If you love learning about new food or new places, you’ll love this book. It’s divided by area, so they can highlight the food by region, since each one has it’s own distinct style. They also have a handy list of foods by category, so you can look recipes up that way too. In the back of the book they have a lot of Chinese cooking basics – how to make stir-fry, fold dumplings, and use chopsticks. The glossary is great – it has the Chinese characters in addition to the English translation, so you can take the book to Asian markets and show them what you’re looking for. They also give you possible substitutions for many items.
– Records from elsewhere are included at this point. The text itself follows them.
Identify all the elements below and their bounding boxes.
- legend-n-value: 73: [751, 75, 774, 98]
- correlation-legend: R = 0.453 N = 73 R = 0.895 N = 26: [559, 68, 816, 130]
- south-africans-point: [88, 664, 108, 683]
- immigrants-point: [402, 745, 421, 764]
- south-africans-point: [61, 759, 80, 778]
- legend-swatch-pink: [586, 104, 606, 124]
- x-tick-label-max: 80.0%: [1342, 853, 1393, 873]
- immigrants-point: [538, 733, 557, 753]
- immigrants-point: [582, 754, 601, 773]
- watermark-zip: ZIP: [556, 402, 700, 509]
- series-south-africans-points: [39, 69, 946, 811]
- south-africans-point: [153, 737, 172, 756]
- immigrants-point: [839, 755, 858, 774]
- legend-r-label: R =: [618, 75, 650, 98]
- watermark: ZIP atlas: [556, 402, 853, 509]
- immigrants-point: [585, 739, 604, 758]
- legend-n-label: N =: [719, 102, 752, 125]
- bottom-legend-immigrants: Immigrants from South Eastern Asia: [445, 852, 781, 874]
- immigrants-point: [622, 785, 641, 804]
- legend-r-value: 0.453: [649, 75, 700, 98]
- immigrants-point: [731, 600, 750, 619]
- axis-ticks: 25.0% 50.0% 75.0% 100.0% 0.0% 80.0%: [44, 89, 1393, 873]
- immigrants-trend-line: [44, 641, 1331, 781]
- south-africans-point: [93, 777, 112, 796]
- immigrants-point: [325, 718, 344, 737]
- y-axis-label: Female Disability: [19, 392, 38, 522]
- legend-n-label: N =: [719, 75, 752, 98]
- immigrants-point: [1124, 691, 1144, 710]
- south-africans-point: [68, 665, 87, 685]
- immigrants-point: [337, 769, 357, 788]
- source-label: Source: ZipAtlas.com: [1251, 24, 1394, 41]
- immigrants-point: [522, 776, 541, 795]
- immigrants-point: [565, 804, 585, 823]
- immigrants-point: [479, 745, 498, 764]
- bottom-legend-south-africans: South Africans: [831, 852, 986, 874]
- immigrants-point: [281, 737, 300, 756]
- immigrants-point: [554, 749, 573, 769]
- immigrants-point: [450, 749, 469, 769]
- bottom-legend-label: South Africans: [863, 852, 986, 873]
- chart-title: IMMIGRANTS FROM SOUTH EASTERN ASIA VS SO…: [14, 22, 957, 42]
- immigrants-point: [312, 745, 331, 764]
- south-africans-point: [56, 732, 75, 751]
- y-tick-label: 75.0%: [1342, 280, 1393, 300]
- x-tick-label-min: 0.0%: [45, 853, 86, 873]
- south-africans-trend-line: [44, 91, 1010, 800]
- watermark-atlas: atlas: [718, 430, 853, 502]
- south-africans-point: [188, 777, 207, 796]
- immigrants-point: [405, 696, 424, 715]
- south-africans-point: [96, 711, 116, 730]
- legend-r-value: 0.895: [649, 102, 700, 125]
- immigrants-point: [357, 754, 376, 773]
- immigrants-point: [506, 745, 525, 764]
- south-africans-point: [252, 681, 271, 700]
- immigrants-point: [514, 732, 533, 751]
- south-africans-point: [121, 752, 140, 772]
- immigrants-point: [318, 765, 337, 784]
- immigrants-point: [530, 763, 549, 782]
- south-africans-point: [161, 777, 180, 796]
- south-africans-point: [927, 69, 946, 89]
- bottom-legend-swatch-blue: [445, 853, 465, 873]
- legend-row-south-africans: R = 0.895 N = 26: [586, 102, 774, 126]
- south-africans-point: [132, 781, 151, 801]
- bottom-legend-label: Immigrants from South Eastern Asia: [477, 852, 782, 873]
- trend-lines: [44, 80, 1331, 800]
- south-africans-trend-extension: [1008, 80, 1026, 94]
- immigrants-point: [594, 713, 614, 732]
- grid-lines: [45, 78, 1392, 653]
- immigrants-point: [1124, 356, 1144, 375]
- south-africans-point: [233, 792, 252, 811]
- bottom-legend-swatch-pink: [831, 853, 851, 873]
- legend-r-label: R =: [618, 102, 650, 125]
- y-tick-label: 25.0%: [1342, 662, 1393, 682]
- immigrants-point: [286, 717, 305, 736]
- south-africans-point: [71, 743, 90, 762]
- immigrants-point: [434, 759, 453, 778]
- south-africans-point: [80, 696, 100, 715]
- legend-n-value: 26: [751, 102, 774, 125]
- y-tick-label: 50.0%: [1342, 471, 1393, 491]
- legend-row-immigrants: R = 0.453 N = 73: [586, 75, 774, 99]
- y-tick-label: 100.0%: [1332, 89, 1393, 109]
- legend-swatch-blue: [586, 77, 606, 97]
The pictures and stories throughout the book are amazing. You really feel as though you’re journeying through China. Mary Kate and Nate are great story-tellers! So how are the recipes? I’ve only tried one, which was delicious, but there are many that look great! This isn’t a vegetarian cookbook, but many look as though they could be easily adapted. A lot of the foods require frying (So that is why Chinese food is so good!), but it isn’t in a ton of oil. If you love recipe books that take you on a journey, you’ll definitely enjoy this one!
Stir-Fry Potatoes and Peppers
I actually had to adapt this recipe from Beijing a little bit. It called for a green pepper, and even though I had it on my list I managed to forget it. I put in a celery stalk, thinly sliced instead. They call the Beijing basic as addicting as Philly Cheese Steaks. I’ve never had a cheese steak, but these were delicious!
- 2 medium potatoes, peeled and sliced into matchsticks
- 2 T light soy sauce
- 3 T clear rice vinegar
- 1 tsp sugar
- 1/2 tsp salt
- 1 tsp toasted sesame oil
- 2 T vegetable oil (I used peanut oil)
- 3 cloves garlic, minced
- 2 dried red chili peppers, seeded and slivered (I used fresh Thai peppers)
- 1 small green bell pepper, seeded and slivered (I used a celery stalk)
Soak the potatoes in a bowl of cold water for 20 minutes to draw out the starch. Drain and pat very dry. Combine the soy sauce, rice vinegar, sugar, salt, ands sesame oil in a small bowl.
Heat the vegetable oil in a wok over medium heat until a piece of a chile sizzles when added to the oil but doesn’t turn black. Add the garlic and chiles and stir-fry for 20 seconds. Add the potatoes and bell pepper and stir-fry for 2 minutes. Toss in the soy sauce mixture and stir-fry for an additional 5 minutes, or until the potatoes are cooked yet still crunchy. Serve hot.
** I received a copy of this book for review purposes. All opinions expressed are 100% my own.